The two classic rock guitarists BB King personally admired
Humility is one of the greatest things any true legend can have, and BB King was no different. As he said in 1971, “You know a little fire always makes everyone move just a little bit faster. I enjoy guys putting the heat on me, for it makes me realise that I’ve still got a lot to learn, I really have.”
Someone as well-versed in the art of real, authentic rock ‘n’ roll energy would have never gotten their influences from a singular place, and King sought inspiration from anywhere and everywhere possible, from the jazz innovators to pop greats. But perhaps one of the more obvious was King’s love for Howlin’ Wolf, specifically his voice and how he was able to sing in a way that “seemed like a sword that’d pierce your soul when he’d sing.”
That said, most point to people like King when thinking up examples of people who had that kind of energy, the kind that felt like real musical passion in its purest form, the kind that could only come from directly within, making it difficult to think about the fact that King ever sought external influences at all. But this he learnt from people like Lonnie Johnson and Bukkha White, who “gave me confidence”, as well as legends like Blind Lemon Jefferson, T-Bone Walker and Lightnin’ Hopkins.
As someone with a burning, deep-seated love for anybody infiltrating other spaces with the quintessential blues fervour, King also fell in love with Eric Clapton and Peter Green, immediately drawn to the way they took older, traditional structures and energies from the blues and folk scenes and made it the defining factor of contemporary rock ‘n’ roll.
“I guess there’s so many [I admire] but right off the top of my head I must pick Eric Clapton and Peter Green,” King told New Musical Express in 1971. “But then again there are so many great ones both here and in the States. I feel so close to them all, and there are many musicians whether they are guitarists or not who I feel so very close to. It’s just impossible for me to name them all, and I wouldn’t even try.”

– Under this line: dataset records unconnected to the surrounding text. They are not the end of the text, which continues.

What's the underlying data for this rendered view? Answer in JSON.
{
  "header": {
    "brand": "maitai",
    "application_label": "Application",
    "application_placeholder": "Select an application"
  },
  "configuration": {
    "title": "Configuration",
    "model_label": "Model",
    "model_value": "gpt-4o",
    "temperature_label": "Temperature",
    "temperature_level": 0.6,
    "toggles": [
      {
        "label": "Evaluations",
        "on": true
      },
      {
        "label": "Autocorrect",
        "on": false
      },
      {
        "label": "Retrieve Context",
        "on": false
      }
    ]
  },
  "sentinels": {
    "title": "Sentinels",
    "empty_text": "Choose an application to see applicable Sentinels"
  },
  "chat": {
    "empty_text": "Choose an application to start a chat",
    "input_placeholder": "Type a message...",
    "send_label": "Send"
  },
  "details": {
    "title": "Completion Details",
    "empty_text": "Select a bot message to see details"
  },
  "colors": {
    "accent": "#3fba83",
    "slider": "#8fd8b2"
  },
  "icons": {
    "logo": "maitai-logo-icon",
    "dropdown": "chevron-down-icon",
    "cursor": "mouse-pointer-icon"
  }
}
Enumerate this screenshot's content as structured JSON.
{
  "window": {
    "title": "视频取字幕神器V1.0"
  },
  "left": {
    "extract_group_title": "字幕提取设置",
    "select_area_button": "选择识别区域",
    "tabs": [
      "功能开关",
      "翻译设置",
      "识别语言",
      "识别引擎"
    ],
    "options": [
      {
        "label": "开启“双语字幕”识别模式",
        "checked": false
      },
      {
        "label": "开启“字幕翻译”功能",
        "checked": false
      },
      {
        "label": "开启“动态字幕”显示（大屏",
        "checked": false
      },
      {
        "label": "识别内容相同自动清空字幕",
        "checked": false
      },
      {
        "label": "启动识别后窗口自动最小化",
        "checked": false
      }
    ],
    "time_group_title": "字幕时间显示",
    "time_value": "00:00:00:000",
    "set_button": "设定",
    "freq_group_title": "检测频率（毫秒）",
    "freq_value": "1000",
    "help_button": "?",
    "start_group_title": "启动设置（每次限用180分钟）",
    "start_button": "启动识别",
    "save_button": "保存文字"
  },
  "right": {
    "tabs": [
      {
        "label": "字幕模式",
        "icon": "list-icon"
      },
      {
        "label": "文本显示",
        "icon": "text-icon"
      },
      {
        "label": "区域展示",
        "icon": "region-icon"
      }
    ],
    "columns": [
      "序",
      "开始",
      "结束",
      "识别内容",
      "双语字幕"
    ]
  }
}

This connection makes complete sense, especially with regards to Clapton, who became so endeared to blues sensibilities that he once fancied himself to be a part of one of the groups themselves. “I wanted to be in Freddie King’s band or Buddy Guy’s band, that’s the band I wanted to be in,” he once said. “The real thing. I didn’t want to be in a white rock band, I didn’t want to be in a black rock band, I wanted to be in a black blues band.”
For Clapton, blues was a way to keep things fresh and exciting, something that would guarantee a path to something more instinctive in rock that prevented it from getting stale. It was the same love that guided Keith Richards, who held the same deeply woven appreciation that extended into his love for jazz greats like Billy Eckstine. And as for Peter Green, he was the very reason Fleetwood Mac built a stage to thrive on, achieving the same feat in spaces that had long surpassed the need for convention.